Он знал, что это было хорошо, потому что у него мурашки пробегали по телу, когда он повторял про себя эти слова. Он наклонился и поцеловал Марию, и она не проснулась. Он прошептал очень тихо по-английски:

— Я с радостью женюсь на тебе, зайчонок. Я очень горжусь твоей семьей.

 

 

В тот самый вечер в отеле Гэйлорда в Мадриде собралось большое общество. К воротам подкатила машина с замазанными синей краской фарами, и человек небольшого роста в черных кавалерийских сапогах, серых бриджах и коротком, сером, доверху застегнутом кителе вышел из машины, ответил на салют часовых у дверей, кивнул агенту секретной полиции, сидевшему за конторкой портье, и вошел в кабину лифта. В мраморном вестибюле тоже было двое часовых, они сидели на стульях по обе стороны входной двери и только оглянулись, когда маленький человек прошел мимо них к лифту. На их обязанности лежало ощупывать карманы каждого незнакомого лица, входившего в отель, проводить рукой по его бокам и под мышками, чтобы проверить, нет ли у него оружия. Если оружие было, его надлежало сдать портье. Но коротенького человечка в бриджах они хорошо знали и только мельком взглянули, когда он проходил мимо них.

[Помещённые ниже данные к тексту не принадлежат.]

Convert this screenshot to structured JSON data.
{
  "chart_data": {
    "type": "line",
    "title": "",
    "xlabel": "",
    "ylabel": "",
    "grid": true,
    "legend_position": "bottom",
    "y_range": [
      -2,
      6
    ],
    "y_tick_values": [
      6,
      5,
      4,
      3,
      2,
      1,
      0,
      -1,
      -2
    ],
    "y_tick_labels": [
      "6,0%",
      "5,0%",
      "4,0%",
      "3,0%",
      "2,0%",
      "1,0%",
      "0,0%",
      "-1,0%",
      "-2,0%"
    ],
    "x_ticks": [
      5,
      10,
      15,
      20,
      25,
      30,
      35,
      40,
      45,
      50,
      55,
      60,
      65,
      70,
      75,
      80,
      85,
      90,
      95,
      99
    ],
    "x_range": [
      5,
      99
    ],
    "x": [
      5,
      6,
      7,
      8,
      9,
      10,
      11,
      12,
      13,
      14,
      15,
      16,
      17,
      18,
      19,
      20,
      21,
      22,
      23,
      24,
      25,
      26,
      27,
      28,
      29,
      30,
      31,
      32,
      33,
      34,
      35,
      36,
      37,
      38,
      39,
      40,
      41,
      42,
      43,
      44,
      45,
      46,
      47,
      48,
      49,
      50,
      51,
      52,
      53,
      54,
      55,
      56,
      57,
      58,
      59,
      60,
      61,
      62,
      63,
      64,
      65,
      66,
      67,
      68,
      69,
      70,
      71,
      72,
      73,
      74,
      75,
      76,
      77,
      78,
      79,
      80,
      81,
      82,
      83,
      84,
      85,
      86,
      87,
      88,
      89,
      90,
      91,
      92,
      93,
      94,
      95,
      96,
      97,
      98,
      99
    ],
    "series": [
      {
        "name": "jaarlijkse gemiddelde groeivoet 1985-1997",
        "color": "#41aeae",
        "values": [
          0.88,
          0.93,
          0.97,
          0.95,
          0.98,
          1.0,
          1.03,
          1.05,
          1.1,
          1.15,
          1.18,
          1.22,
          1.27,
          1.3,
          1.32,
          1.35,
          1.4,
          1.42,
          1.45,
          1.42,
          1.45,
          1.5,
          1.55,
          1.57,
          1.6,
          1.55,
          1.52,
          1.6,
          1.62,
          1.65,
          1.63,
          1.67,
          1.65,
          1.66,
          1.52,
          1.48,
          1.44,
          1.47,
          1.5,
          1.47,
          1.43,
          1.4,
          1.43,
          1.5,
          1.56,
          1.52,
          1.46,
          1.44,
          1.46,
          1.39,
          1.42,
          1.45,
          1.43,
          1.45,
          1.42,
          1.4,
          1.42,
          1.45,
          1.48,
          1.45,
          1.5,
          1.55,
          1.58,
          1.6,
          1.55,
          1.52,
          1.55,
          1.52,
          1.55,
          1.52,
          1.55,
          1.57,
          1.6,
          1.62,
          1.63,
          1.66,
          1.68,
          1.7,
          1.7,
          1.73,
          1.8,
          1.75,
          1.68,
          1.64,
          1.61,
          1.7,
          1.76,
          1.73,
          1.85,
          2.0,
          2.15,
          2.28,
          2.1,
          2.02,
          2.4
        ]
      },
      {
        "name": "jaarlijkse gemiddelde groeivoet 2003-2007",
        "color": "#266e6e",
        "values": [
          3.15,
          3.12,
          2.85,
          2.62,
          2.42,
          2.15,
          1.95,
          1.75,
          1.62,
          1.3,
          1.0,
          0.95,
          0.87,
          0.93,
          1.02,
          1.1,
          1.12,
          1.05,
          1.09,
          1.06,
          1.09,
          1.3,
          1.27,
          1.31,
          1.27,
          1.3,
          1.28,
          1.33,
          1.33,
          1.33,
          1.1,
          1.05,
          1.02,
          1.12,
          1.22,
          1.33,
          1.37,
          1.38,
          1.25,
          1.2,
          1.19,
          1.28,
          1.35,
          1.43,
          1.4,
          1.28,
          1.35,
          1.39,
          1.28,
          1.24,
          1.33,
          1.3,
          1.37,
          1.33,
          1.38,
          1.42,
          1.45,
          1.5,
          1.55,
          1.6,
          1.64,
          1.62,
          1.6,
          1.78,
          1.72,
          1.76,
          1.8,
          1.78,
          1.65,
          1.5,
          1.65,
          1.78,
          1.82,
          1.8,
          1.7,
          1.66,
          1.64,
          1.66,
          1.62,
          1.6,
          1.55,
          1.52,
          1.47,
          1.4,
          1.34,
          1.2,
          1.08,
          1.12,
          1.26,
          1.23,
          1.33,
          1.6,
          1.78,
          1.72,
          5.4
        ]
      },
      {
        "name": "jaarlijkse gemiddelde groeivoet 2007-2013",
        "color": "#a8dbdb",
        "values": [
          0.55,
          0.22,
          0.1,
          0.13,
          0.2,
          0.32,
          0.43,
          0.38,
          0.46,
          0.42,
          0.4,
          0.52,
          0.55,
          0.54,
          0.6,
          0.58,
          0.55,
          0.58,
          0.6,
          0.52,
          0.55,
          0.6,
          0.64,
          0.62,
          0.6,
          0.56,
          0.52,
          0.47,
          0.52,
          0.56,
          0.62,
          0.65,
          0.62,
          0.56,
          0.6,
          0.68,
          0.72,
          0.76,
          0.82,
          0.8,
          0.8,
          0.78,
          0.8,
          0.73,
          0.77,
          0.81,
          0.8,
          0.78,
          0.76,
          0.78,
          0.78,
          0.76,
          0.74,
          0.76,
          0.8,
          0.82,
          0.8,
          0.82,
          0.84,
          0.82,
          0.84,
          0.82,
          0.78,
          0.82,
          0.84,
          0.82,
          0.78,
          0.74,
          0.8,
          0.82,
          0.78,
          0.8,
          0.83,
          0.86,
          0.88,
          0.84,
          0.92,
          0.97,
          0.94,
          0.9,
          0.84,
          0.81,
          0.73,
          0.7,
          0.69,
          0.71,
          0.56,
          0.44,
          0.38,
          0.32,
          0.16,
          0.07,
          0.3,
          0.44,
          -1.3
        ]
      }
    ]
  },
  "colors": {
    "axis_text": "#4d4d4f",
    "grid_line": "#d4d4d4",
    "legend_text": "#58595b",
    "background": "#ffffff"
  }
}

Когда он вошел к себе в номер, оказалось, что там полно народу. Люди сидели, стояли, беседовали между собой, как в великосветской гостиной; мужчины и женщины пили водку, виски с содовой и пиво, которое наливали в стаканчики из больших графинов. Четверо мужчин были в военной форме. На остальных были замшевые или кожаные куртки с замками-молниями, а из четырех женщин три были в обыкновенных простых платьях, а на четвертой, черной и невероятно худой, было что-то вроде милицейской формы строгого покроя, только с юбкой, и сапоги.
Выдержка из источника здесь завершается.